“2017, the year of fewest market correction,” -Business standard in it’s THE SMART INVESTOR page on 26th September 2017.
Stating in one of its paragraphs “To put it in perspective, the year 2007, the peak of the bull market for global equities, the Nifty and the Dow had 41 & 30 trading sessions, respectively, of one percent or more decline.” It states that Benchmark Nifty has posted declines of over 1% only on six occasions this year. It, in one of its paragraph, shows the concern about the low volatility that existed the world over and it again justifies it by saying that, this year there is lack of big uncertainties among other reasons.
“Current fall, a healthy correction, say, experts.” -Headlines on the Market Watch page of Businessline, page 11, Chennai edition.

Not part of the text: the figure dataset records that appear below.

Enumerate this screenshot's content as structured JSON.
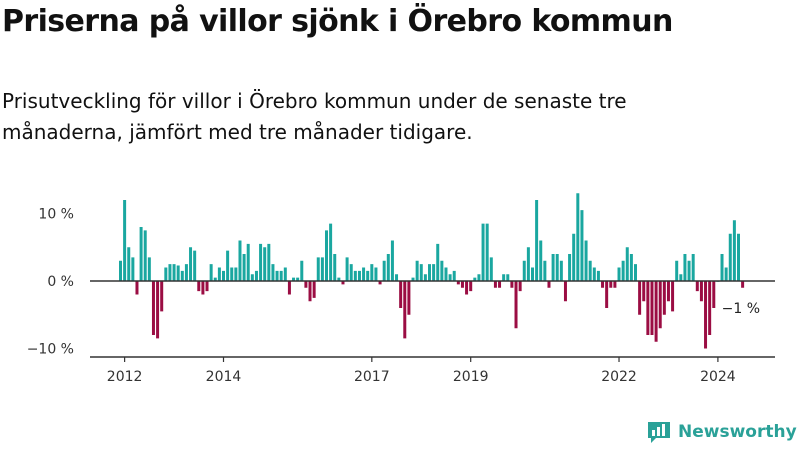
{
  "title": "Priserna på villor sjönk i Örebro kommun",
  "subtitle": "Prisutveckling för villor i Örebro kommun under de senaste tre månaderna, jämfört med tre månader tidigare.",
  "brand": {
    "name": "Newsworthy",
    "icon": "bar-chart-logo-icon"
  },
  "colors": {
    "positive": "#1aa7a0",
    "negative": "#9b0d43",
    "axis": "#333333",
    "zero_line": "#333333"
  },
  "chart_data": {
    "type": "bar",
    "title": "Priserna på villor sjönk i Örebro kommun",
    "ylabel": "",
    "xlabel": "",
    "ylim": [
      -11.5,
      14
    ],
    "y_ticks": [
      10,
      0,
      -10
    ],
    "y_tick_labels": [
      "10 %",
      "0 %",
      "−10 %"
    ],
    "x_ticks": [
      {
        "label": "2012",
        "at": "2012-01"
      },
      {
        "label": "2014",
        "at": "2014-01"
      },
      {
        "label": "2017",
        "at": "2017-01"
      },
      {
        "label": "2019",
        "at": "2019-01"
      },
      {
        "label": "2022",
        "at": "2022-01"
      },
      {
        "label": "2024",
        "at": "2024-01"
      }
    ],
    "start_month": "2011-12",
    "values": [
      3,
      12,
      5,
      3.5,
      -2,
      8,
      7.5,
      3.5,
      -8,
      -8.5,
      -4.5,
      2,
      2.5,
      2.5,
      2.3,
      1.5,
      2.5,
      5,
      4.5,
      -1.5,
      -2,
      -1.5,
      2.5,
      0.5,
      2,
      1.5,
      4.5,
      2,
      2,
      6,
      4,
      5.5,
      1,
      1.5,
      5.5,
      5,
      5.5,
      2.5,
      1.5,
      1.5,
      2,
      -2,
      0.5,
      0.5,
      3,
      -1,
      -3,
      -2.5,
      3.5,
      3.5,
      7.5,
      8.5,
      4,
      0.5,
      -0.5,
      3.5,
      2.5,
      1.5,
      1.5,
      2,
      1.5,
      2.5,
      2,
      -0.5,
      3,
      4,
      6,
      1,
      -4,
      -8.5,
      -5,
      0.5,
      3,
      2.5,
      1,
      2.5,
      2.5,
      5.5,
      3,
      2,
      1,
      1.5,
      -0.5,
      -1,
      -2,
      -1.5,
      0.5,
      1,
      8.5,
      8.5,
      3.5,
      -1,
      -1,
      1,
      1,
      -1,
      -7,
      -1.5,
      3,
      5,
      2,
      12,
      6,
      3,
      -1,
      4,
      4,
      3,
      -3,
      4,
      7,
      13,
      10.5,
      6,
      3,
      2,
      1.5,
      -1,
      -4,
      -1,
      -1,
      2,
      3,
      5,
      4,
      2.5,
      -5,
      -3,
      -8,
      -8,
      -9,
      -7,
      -5,
      -3,
      -4.5,
      3,
      1,
      4,
      3,
      4,
      -1.5,
      -3,
      -10,
      -8,
      -4,
      0,
      4,
      2,
      7,
      9,
      7,
      -1
    ],
    "last_value_label": "−1 %"
  }
}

The opinions expressed in this article inspires a lot of confidence and optimism in the current stage of the bull market. However, in the last paragraph of the article, it states that the FII’S have sold approximately Rs.20,700 crores of stocks and the DII’s has brought approximately Rs.26,000 crores of stock in the month of August & September till date. The mutual fund industry which has almost all the retail participation is one of the biggest investors at this stage.

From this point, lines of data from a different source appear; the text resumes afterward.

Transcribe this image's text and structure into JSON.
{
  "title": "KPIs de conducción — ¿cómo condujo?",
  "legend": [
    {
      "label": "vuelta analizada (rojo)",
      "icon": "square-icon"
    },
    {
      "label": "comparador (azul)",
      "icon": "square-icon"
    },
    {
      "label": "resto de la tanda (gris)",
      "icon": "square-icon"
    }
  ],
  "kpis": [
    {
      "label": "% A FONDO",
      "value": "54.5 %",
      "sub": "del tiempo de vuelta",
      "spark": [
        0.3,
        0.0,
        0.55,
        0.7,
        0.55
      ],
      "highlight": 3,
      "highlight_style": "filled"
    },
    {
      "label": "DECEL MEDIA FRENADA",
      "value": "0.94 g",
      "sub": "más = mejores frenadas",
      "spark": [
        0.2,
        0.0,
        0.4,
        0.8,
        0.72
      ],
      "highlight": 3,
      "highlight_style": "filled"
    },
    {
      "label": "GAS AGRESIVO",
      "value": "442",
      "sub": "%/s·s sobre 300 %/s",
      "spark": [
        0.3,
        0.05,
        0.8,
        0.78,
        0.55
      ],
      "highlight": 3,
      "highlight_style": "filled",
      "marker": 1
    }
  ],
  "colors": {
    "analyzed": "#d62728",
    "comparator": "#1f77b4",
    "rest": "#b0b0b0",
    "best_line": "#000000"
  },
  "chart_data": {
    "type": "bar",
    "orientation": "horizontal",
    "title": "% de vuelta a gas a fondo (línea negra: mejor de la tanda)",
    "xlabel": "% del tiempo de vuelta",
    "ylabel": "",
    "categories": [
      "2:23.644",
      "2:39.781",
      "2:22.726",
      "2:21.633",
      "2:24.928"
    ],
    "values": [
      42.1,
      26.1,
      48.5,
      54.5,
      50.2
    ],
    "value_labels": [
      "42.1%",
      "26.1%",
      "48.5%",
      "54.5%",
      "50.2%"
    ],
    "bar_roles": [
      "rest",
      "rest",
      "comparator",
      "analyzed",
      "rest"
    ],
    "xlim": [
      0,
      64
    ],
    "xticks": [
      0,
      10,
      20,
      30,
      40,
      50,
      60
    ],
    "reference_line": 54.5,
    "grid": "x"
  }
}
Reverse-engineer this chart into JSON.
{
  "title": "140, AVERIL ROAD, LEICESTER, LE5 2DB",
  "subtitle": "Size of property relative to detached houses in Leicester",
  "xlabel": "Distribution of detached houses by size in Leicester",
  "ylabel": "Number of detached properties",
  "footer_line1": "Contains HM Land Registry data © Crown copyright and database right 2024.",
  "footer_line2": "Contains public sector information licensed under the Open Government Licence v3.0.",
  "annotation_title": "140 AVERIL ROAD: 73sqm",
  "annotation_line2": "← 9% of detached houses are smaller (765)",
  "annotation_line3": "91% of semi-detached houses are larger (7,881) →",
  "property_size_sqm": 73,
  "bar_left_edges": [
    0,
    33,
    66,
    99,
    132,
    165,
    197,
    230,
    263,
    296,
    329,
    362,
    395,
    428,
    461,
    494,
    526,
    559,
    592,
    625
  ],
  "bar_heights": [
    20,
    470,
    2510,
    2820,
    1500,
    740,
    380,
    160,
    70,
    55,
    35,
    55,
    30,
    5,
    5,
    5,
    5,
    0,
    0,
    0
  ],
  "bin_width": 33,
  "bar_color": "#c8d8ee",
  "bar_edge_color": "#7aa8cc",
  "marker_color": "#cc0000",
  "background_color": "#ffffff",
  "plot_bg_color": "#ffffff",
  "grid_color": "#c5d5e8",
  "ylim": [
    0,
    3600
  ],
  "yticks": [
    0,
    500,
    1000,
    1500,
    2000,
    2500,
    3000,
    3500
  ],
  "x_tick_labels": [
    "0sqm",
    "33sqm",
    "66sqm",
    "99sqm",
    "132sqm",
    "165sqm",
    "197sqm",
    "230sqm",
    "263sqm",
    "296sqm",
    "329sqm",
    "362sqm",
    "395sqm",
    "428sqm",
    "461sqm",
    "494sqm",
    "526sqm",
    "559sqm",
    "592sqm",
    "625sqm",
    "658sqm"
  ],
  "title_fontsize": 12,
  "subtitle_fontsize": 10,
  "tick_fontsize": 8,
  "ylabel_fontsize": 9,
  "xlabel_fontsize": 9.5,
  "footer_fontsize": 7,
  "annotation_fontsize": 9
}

Apparently, as per bulletins, there is a lot of optimism in the market as of now. Although, I believe that this outlook of the same media might turn around at the end of the correction as mentioned below.

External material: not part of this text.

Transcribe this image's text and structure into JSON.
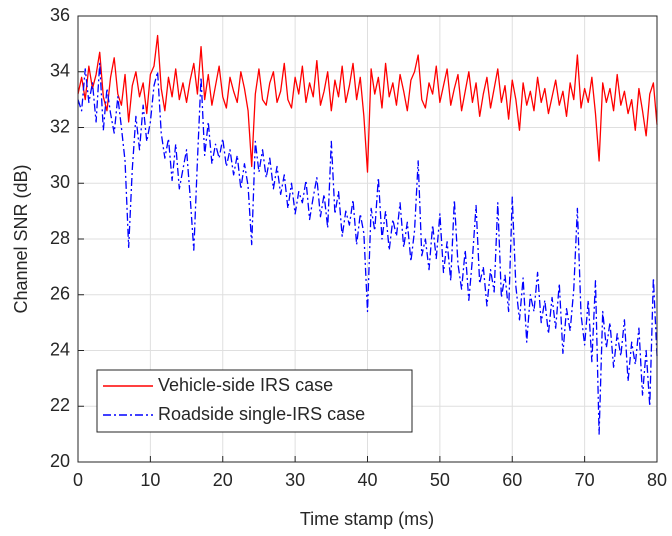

Nifty Futures as mentioned yesterday, the 5- wave up move which started from 26 Dec 2016 looks complete and 3-wave correction is in progress. This correction may take some more weeks to complete and should retrace more below 9710 and possibly up to 9527 level where it fills the two gap up openings in the daily chart and also reaches to the wave-4 territory of the previous 5-wave advance.The detailed chart is posted in my yesterday’s posting.
I have not suggested any positional trade yet and am looking for a bounce up to 9980 – 10015 levels for creating a short position with an all-time top at 10189 with a stop loss for the targets mentioned in the previous paragraph.
The day traders can Buy Nifty Futures above 9905 with a stop loss of 9878 for a target price of 9969 -9980 levels and sell it below 9859 with a stop loss of 9906 for the target of 9801 – 9792 levels.